Замыкали осадное каре две аккуратные пластмассовые кабинки, возле которых на низком складном стульчике сидела тетя Аня.
Она в прошлой жизни школьный библиотекарь, ее прежний облик складывается в памяти из запахов бумажной пыли, конторского клея и еще какого-то сладковатого аромата, сочившегося из распахнутой двери на втором этаже нашей школы, в левом торце коридора, рядом с учительской, перешагнул ты этот порог, наверное, классе только в четвертом, потому что лет до десяти книжек не читал вовсе, и она, в ту пору Анна Христофоровна, в ответ на твое признание тихо охнула, Обещая заняться твоим воспитанием, и выдала для начала огненно-рыжий том Майн Рида… Я хорошо могу себе представить, что за чувства ты испытал, когда, нанявшись в уличный кабак, вдруг заметил ее, сидящую на раскладном стульчике возле двух пластмассовых кабинок: ей теперь далеко за шестьдесят, но у нее по-прежнему тонко вычерченное, интеллигентное лицо, умные серые глаза и отдающие в желтизну седые волосы, взъерошенную ветром прядку которых она то и дело плавным жестом руки заправляет под платок.
Что ж поделать, Пашенька, говорила она тебе каждое утро, когда ты на некоторое время задерживался у ее голубых кабинок, на дверках которых изображены символические контуры мужской и женской фигуры; принадлежность плоского белого профиля к мужскому полу обозначена дымящейся трубкой; женского — колоколообразной юбкой.

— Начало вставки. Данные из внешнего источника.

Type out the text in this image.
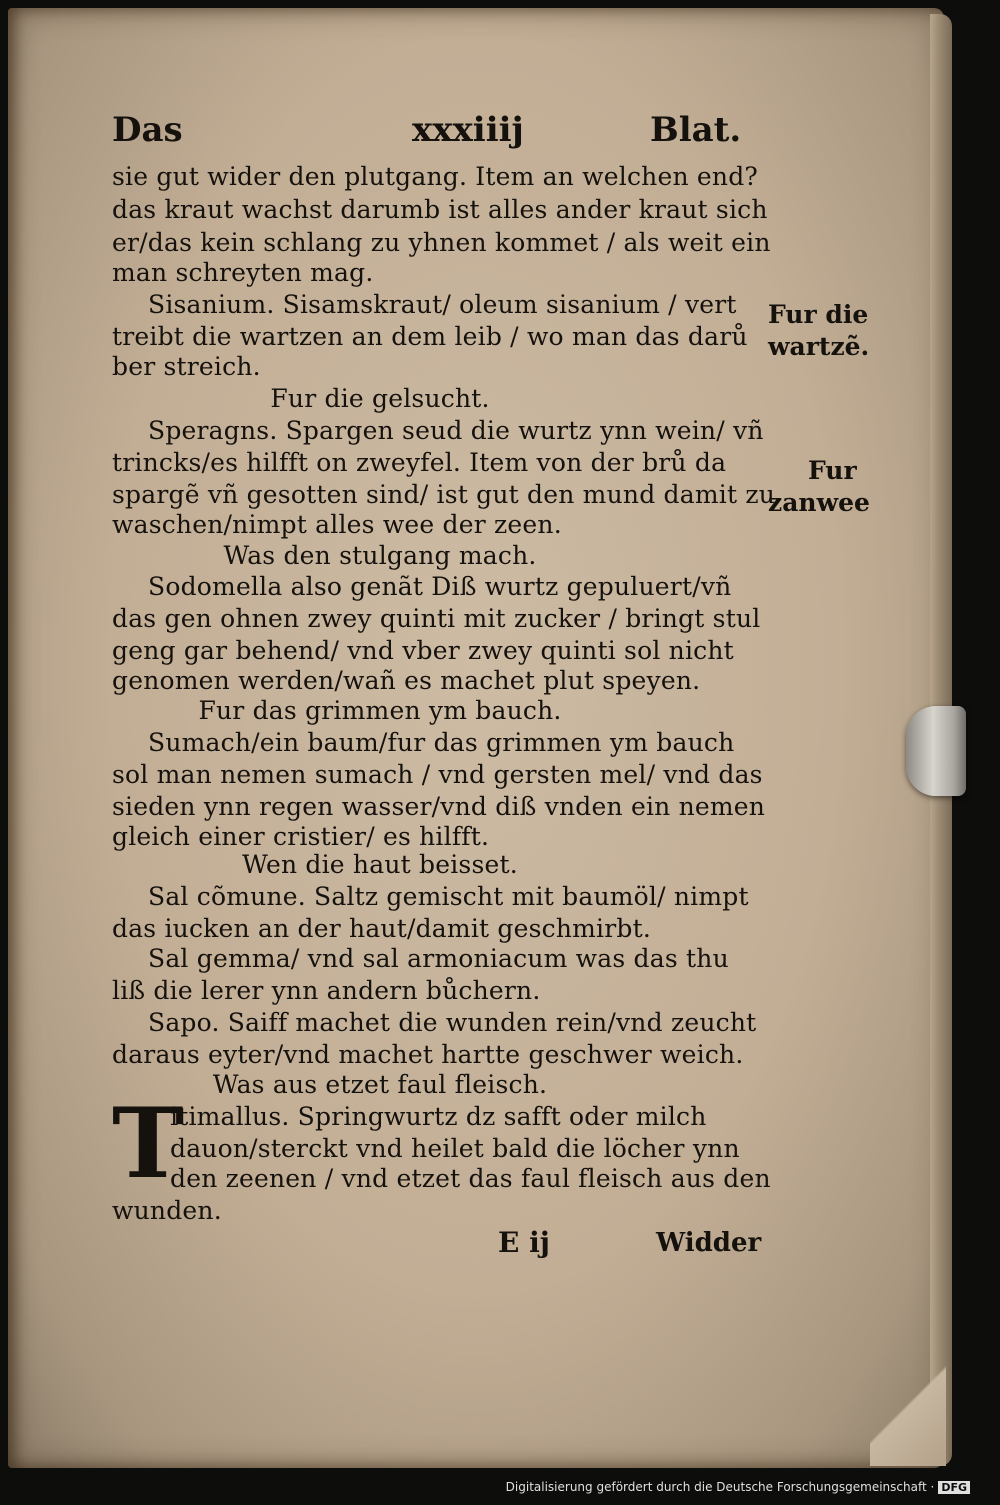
Das	xxxiiij	Blat.
sie gut wider den plutgang. Item an welchen end?
das kraut wachst darumb ist alles ander kraut sich
er/das kein schlang zu yhnen kommet / als weit ein
man schreyten mag.
Sisanium. Sisamskraut/ oleum sisanium / vert
treibt die wartzen an dem leib / wo man das darů
ber streich.
Fur die gelsucht.
Speragns. Spargen seud die wurtz ynn wein/ vñ
trincks/es hilfft on zweyfel. Item von der brů da
spargẽ vñ gesotten sind/ ist gut den mund damit zu
waschen/nimpt alles wee der zeen.
Was den stulgang mach.
Sodomella also genãt Diß wurtz gepuluert/vñ
das gen ohnen zwey quinti mit zucker / bringt stul
geng gar behend/ vnd vber zwey quinti sol nicht
genomen werden/wañ es machet plut speyen.
Fur das grimmen ym bauch.
Sumach/ein baum/fur das grimmen ym bauch
sol man nemen sumach / vnd gersten mel/ vnd das
sieden ynn regen wasser/vnd diß vnden ein nemen
gleich einer cristier/ es hilfft.
Wen die haut beisset.
Sal cõmune. Saltz gemischt mit baumöl/ nimpt
das iucken an der haut/damit geschmirbt.
Sal gemma/ vnd sal armoniacum was das thu
liß die lerer ynn andern bůchern.
Sapo. Saiff machet die wunden rein/vnd zeucht
daraus eyter/vnd machet hartte geschwer weich.
Was aus etzet faul fleisch.
T
itimallus. Springwurtz dz safft oder milch
dauon/sterckt vnd heilet bald die löcher ynn
den zeenen / vnd etzet das faul fleisch aus den
wunden.
Fur die
wartzẽ.
Fur
zanwee
E ij	Widder
Digitalisierung gefördert durch die Deutsche Forschungsgemeinschaft · DFG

Помнишь, еще говорила: так уж устроена жизнь! — а тебя всякий раз подмывало сказать на это, что устроена она дерьмово, но ты вовремя прикусывал язык и глядел в пыльный асфальт, раздумывая о причудах этой судьбы: вот сидит перед тобой сохранившая смутный оттенок былой красоты женщина, которая когда-то дышала сладкой книжной пылью, а теперь зарабатывает на жизнь тем, что взимает плату с прохожих, которым не терпится облегчиться: мальчики направо, девочки налево — помнишь?